In today's Remainders: things lurking below the surface. Literally, a fuel cell-powered fish. Less literally, ISP's seething contempt for the FCC's new National Broadband Plan. Also: Samsung's David Lee Roth tablet love and a helicopter with rocket-powered blades. Yikes.
ISPs and FCC, Sitting In a Tree
Yesterday, FCC announced it's National Broadband Plan. It's ambitious—hoping to put 100Mbps internet in 100 million homes—as we knew it would be. It's also going to piss off ISPs, as we knew it would. Of course, the bigwigs were quick to respond, and of course, they say a whole lot of nothing. Here's a sampling.
Time Warner CEO, Glenn Britt:
We share the FCC's goal of universal broadband deployment and adoption and we look forward to participating in a robust dialogue around all aspects of the plan.
Verizon Exec VP, Tom Tauke:
Verizon strongly supports the emphasis in the National Broadband Plan on the deployment of broadband facilities and adoption by all Americans.
Comcast CEO, Brian Roberts:
We commend the FCC for the immense effort involved in researching and writing the National Broadband Plan.
Of course it wouldn't look good for them to have their daggers out just yet, but you can be sure they will be out eventually. [Engadget]
The tablet is as seductive to companies as it is to consumers, and the latest one to fall under the spell is Samsung. The director of their Australian IT division confirmed that they will be releasing a "PC grade" tablet in the second quarter of the year to compete with the iPad, which the Samsunger criticized for its wimpy processing power and connectivity. What Samsung apparently doesn't realize is that it's not brute force that attracts us to the tablet, it's the sensuality. The touch. The curves. The look, inside and out. It's the same type of attraction that draws us to Prince. I fear that Samsung has more of a David Lee Roth slate in mind. [SlashGear]
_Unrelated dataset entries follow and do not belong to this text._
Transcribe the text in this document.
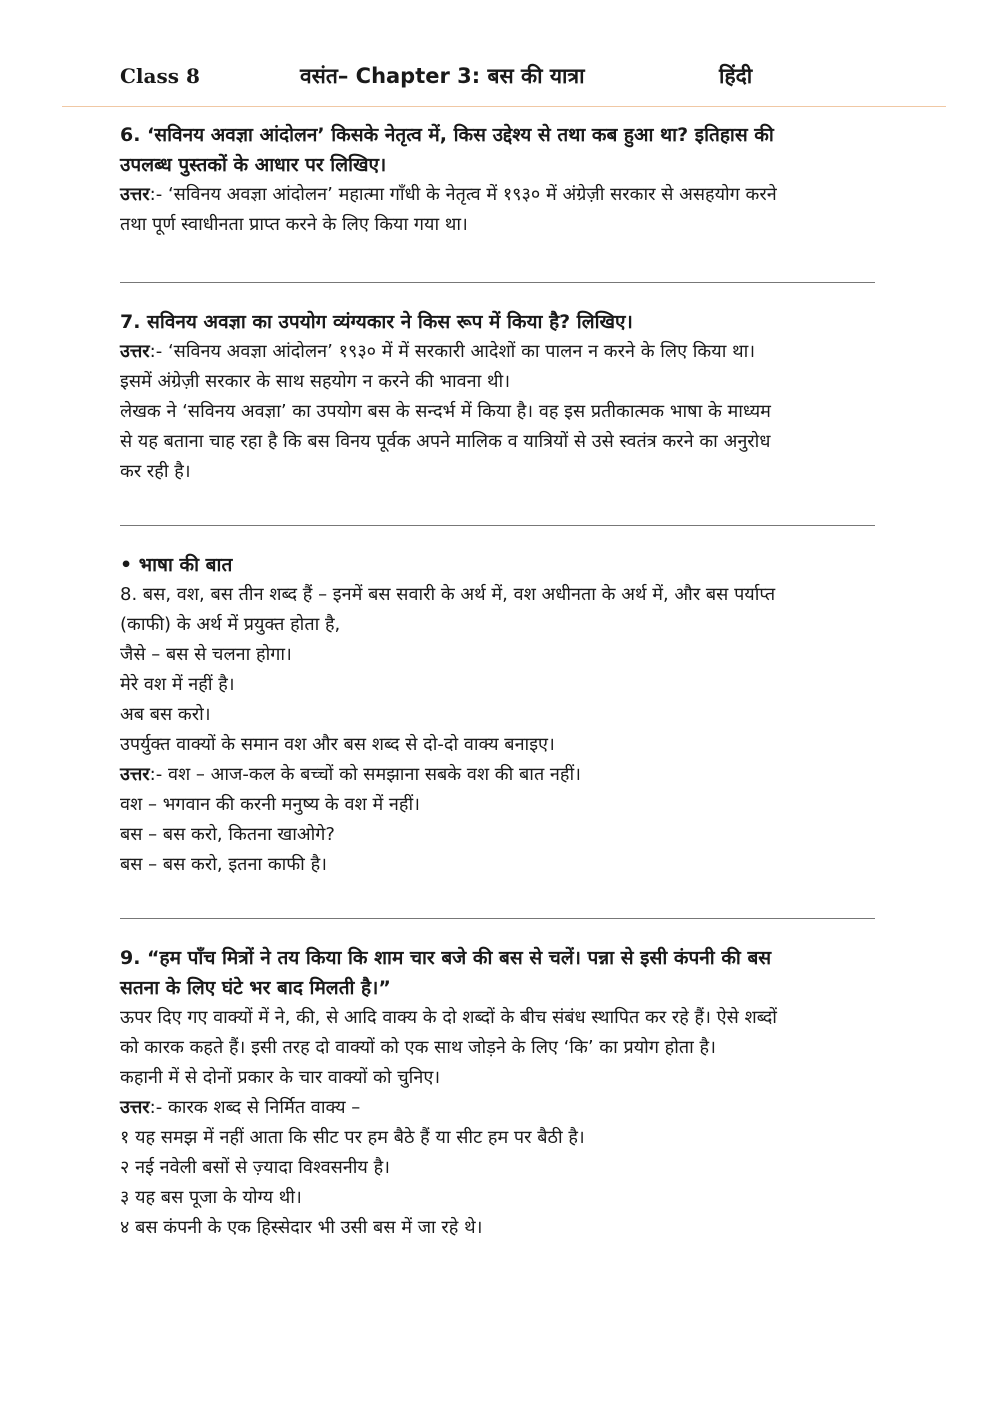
Class 8	वसंत– Chapter 3: बस की यात्रा	हिंदी

6. ‘सविनय अवज्ञा आंदोलन’ किसके नेतृत्व में, किस उद्देश्य से तथा कब हुआ था? इतिहास की

उपलब्ध पुस्तकों के आधार पर लिखिए।

उत्तर:- ‘सविनय अवज्ञा आंदोलन’ महात्मा गाँधी के नेतृत्व में १९३० में अंग्रेज़ी सरकार से असहयोग करने

तथा पूर्ण स्वाधीनता प्राप्त करने के लिए किया गया था।

7. सविनय अवज्ञा का उपयोग व्यंग्यकार ने किस रूप में किया है? लिखिए।

उत्तर:- ‘सविनय अवज्ञा आंदोलन’ १९३० में में सरकारी आदेशों का पालन न करने के लिए किया था।

इसमें अंग्रेज़ी सरकार के साथ सहयोग न करने की भावना थी।

लेखक ने ‘सविनय अवज्ञा’ का उपयोग बस के सन्दर्भ में किया है। वह इस प्रतीकात्मक भाषा के माध्यम

से यह बताना चाह रहा है कि बस विनय पूर्वक अपने मालिक व यात्रियों से उसे स्वतंत्र करने का अनुरोध

कर रही है।

• भाषा की बात

8. बस, वश, बस तीन शब्द हैं – इनमें बस सवारी के अर्थ में, वश अधीनता के अर्थ में, और बस पर्याप्त

(काफी) के अर्थ में प्रयुक्त होता है,

जैसे – बस से चलना होगा।

मेरे वश में नहीं है।

अब बस करो।

उपर्युक्त वाक्यों के समान वश और बस शब्द से दो-दो वाक्य बनाइए।

उत्तर:- वश – आज-कल के बच्चों को समझाना सबके वश की बात नहीं।

वश – भगवान की करनी मनुष्य के वश में नहीं।

बस – बस करो, कितना खाओगे?

बस – बस करो, इतना काफी है।

9. “हम पाँच मित्रों ने तय किया कि शाम चार बजे की बस से चलें। पन्ना से इसी कंपनी की बस

सतना के लिए घंटे भर बाद मिलती है।”

ऊपर दिए गए वाक्यों में ने, की, से आदि वाक्य के दो शब्दों के बीच संबंध स्थापित कर रहे हैं। ऐसे शब्दों

को कारक कहते हैं। इसी तरह दो वाक्यों को एक साथ जोड़ने के लिए ‘कि’ का प्रयोग होता है।

कहानी में से दोनों प्रकार के चार वाक्यों को चुनिए।

उत्तर:- कारक शब्द से निर्मित वाक्य –

१ यह समझ में नहीं आता कि सीट पर हम बैठे हैं या सीट हम पर बैठी है।

२ नई नवेली बसों से ज़्यादा विश्वसनीय है।

३ यह बस पूजा के योग्य थी।

४ बस कंपनी के एक हिस्सेदार भी उसी बस में जा रहे थे।
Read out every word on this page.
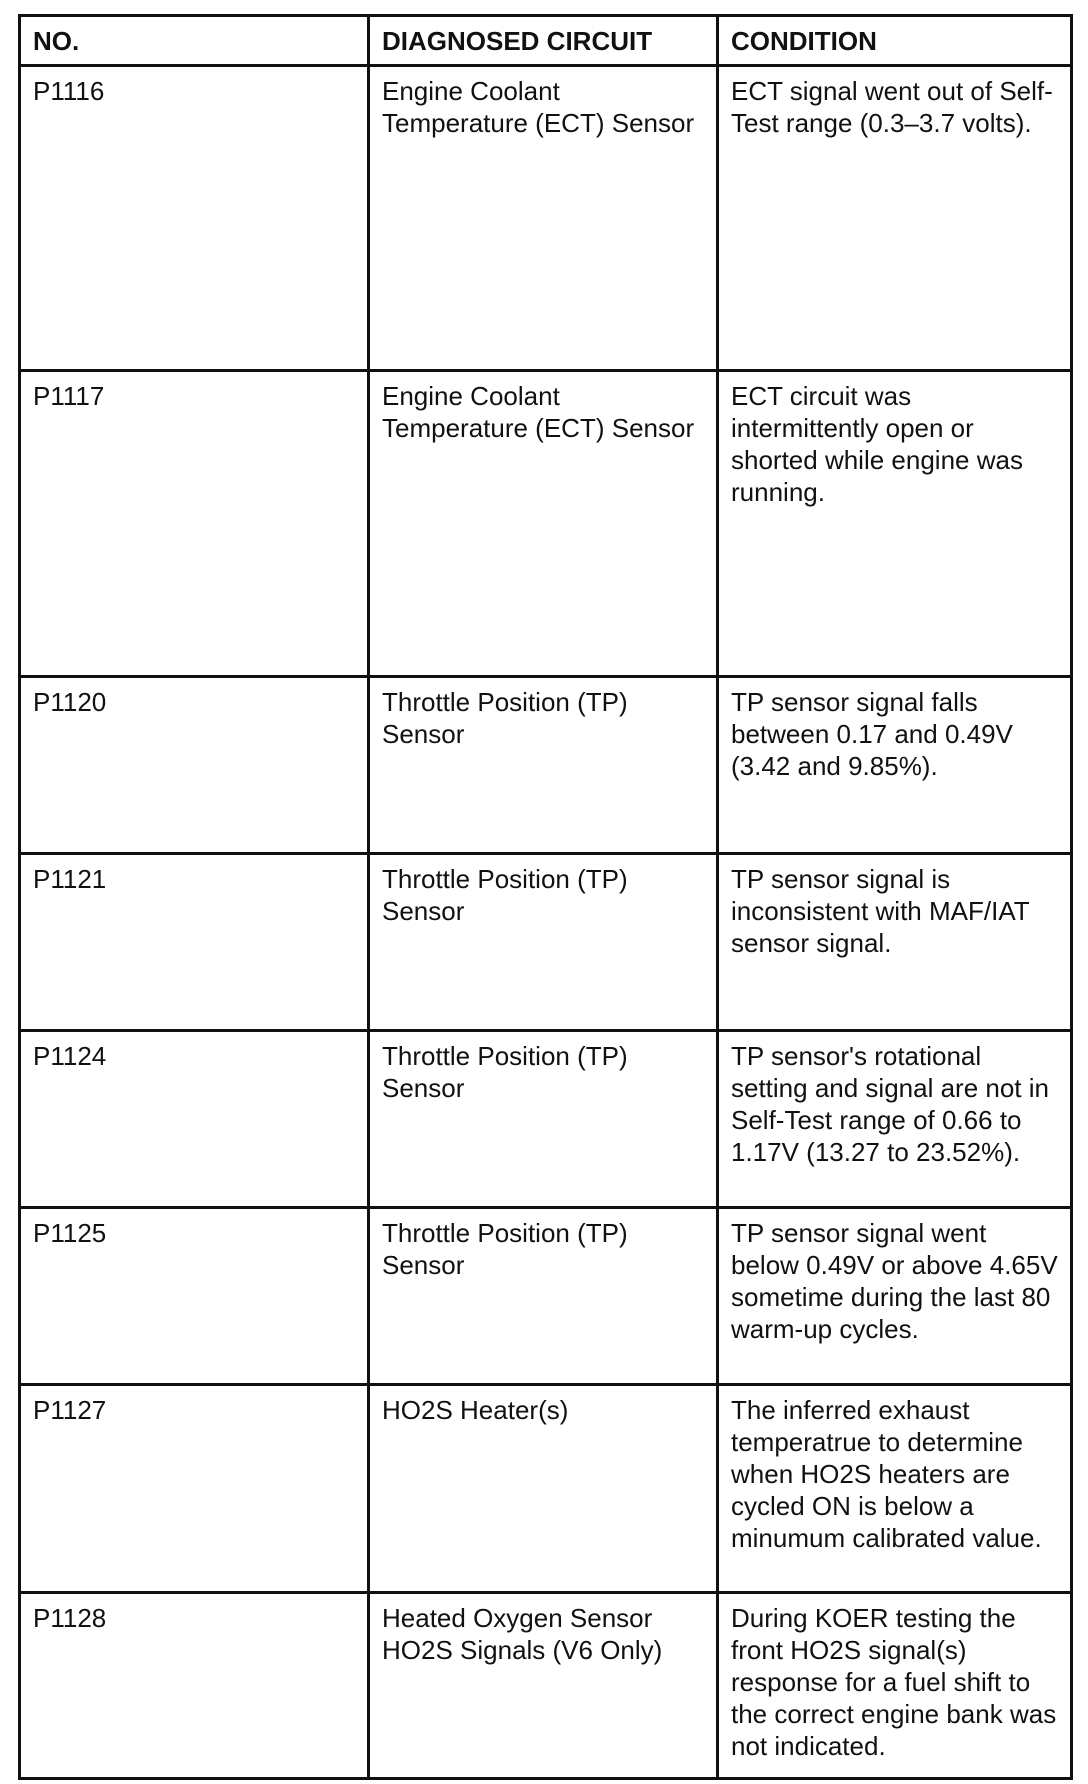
NO.	DIAGNOSED CIRCUIT	CONDITION
P1116	Engine Coolant Temperature (ECT) Sensor	ECT signal went out of Self-Test range (0.3–3.7 volts).
P1117	Engine Coolant Temperature (ECT) Sensor	ECT circuit was intermittently open or shorted while engine was running.
P1120	Throttle Position (TP) Sensor	TP sensor signal falls between 0.17 and 0.49V (3.42 and 9.85%).
P1121	Throttle Position (TP) Sensor	TP sensor signal is inconsistent with MAF/IAT sensor signal.
P1124	Throttle Position (TP) Sensor	TP sensor's rotational setting and signal are not in Self-Test range of 0.66 to 1.17V (13.27 to 23.52%).
P1125	Throttle Position (TP) Sensor	TP sensor signal went below 0.49V or above 4.65V sometime during the last 80 warm-up cycles.
P1127	HO2S Heater(s)	The inferred exhaust temperatrue to determine when HO2S heaters are cycled ON is below a minumum calibrated value.
P1128	Heated Oxygen Sensor HO2S Signals (V6 Only)	During KOER testing the front HO2S signal(s) response for a fuel shift to the correct engine bank was not indicated.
You don't even have to watch this video of a helicopter with rocket-powered blades to know it's a bad idea. Just open it in another tab, listen to the terrible whine of its jet-tipped rotors, and be glad you're not in its immediate vicinity. [PopSci]
Here's a video of a little fuel-cell powered fish. It left us with a lot of questions. The first of which was "is this cool?" Rosa thought it was "neat," but she "didn't get excited by it." David thought it was "kinda neat." Wilson said it was "crazy." Jesus said it "leaves him cold." Jason summed the dilemma up: "I can't tell if that fish is cool or not." On the one hand, it's quite lifelike and fuel cells are cool. On the other, the fuel cell version wasn't even used for this video demo. The verdict is still out. Another question: is a human narrating this video, or a text to speech robot?